[ClusterLabs] Fwd: Postgres pacemaker cluster failure

Wed Jul 10 05:42:20 EDT 2019

On Tue, 9 Jul 2019 19:57:06 +0300
Andrei Borzenkov <arvidjaar at gmail.com> wrote:

> 09.07.2019 13:08, Danka Ivanović пишет:
> > Hi I didn't manage to start master with postgres, even if I increased start
> > timeout. I checked executable paths and start options.

We would require much more logs from this failure...

> > When cluster is running with manually started master and slave started over
> > pacemaker, everything works ok.

Logs from this scenario might be interesting as well to check and compare.

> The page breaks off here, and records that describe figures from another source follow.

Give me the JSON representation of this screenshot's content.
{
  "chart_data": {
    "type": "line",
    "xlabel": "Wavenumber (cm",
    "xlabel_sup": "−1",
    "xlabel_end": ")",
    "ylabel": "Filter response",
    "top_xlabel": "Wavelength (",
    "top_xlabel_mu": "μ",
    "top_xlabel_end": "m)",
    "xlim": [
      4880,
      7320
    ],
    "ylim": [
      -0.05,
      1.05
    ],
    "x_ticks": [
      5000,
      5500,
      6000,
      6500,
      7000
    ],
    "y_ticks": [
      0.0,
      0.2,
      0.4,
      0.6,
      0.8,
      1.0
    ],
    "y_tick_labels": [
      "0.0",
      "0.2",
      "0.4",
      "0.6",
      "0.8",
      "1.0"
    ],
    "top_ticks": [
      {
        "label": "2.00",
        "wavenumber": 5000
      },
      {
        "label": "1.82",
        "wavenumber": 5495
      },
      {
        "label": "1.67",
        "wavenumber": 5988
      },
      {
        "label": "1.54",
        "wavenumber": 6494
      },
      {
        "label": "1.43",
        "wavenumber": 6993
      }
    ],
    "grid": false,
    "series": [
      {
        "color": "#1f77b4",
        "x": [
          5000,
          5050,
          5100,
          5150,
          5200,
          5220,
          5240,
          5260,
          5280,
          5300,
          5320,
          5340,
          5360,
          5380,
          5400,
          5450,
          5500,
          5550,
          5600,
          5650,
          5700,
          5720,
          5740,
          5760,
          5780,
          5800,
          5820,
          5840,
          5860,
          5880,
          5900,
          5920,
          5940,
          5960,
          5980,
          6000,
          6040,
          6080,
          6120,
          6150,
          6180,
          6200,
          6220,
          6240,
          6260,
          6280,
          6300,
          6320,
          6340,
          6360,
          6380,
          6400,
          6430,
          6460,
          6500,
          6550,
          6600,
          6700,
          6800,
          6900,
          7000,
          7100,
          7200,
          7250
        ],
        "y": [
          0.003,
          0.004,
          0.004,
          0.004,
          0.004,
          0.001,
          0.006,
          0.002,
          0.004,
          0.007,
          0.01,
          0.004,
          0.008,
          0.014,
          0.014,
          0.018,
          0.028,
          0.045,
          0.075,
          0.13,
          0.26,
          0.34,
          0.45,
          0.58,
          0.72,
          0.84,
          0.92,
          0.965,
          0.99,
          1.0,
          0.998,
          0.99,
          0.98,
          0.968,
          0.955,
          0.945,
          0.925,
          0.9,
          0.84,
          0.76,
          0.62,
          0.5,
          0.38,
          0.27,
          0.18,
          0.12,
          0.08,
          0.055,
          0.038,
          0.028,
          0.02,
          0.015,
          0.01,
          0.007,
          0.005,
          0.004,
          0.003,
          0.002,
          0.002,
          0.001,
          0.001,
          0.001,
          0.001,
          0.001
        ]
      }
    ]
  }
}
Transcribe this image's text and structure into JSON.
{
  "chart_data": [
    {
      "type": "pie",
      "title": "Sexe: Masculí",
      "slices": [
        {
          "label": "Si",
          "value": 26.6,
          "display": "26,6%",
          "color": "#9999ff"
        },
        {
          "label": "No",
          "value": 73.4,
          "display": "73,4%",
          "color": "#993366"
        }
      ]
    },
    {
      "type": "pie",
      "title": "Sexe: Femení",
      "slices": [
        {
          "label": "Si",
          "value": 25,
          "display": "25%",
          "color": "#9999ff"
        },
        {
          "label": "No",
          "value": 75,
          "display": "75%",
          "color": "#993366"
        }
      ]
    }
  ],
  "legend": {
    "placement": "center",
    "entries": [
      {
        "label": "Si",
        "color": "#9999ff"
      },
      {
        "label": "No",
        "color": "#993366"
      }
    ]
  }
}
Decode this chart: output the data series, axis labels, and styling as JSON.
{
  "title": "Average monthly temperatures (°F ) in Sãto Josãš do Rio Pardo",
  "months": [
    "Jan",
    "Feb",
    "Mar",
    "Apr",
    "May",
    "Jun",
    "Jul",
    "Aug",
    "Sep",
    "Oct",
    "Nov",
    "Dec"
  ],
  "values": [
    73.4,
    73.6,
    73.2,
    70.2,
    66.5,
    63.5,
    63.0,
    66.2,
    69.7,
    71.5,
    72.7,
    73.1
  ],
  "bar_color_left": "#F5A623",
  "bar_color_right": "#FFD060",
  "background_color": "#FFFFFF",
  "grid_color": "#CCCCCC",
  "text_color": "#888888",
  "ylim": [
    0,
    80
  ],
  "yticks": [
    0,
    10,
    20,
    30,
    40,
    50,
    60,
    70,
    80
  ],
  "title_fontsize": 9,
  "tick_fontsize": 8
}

> > Today we had failover again.
> > I cannot find reason from the logs, can you help me with debugging? Thanks.

logs logs logs please.

> > Jul 09 09:16:32 [2679] postgres1       lrmd:    debug:
> > child_kill_helper:	Kill pid 12735's group Jul 09 09:16:34 [2679]
> > postgres1       lrmd:  warning: child_timeout_callback:
> > PGSQL_monitor_15000 process (PID 12735) timed out  
> 
> You probably want to enable debug output in resource agent. As far as I
> can tell, this requires HA_debug=1 in environment of resource agent, but
> for the life of me I cannot find where it is possible to set it.
> 
> Probably setting it directly in resource agent for debugging is the most
> simple way.

I usually set this in "/etc/sysconfig/pacemaker". Never tried to add it
to pgsqlms, interesting.

> P.S. crm_resource is called by resource agent (pgsqlms). And it shows
> result of original resource probing which makes it confusing. At least
> it explains where these logs entries come from.

Not sure tu understand what you mean :/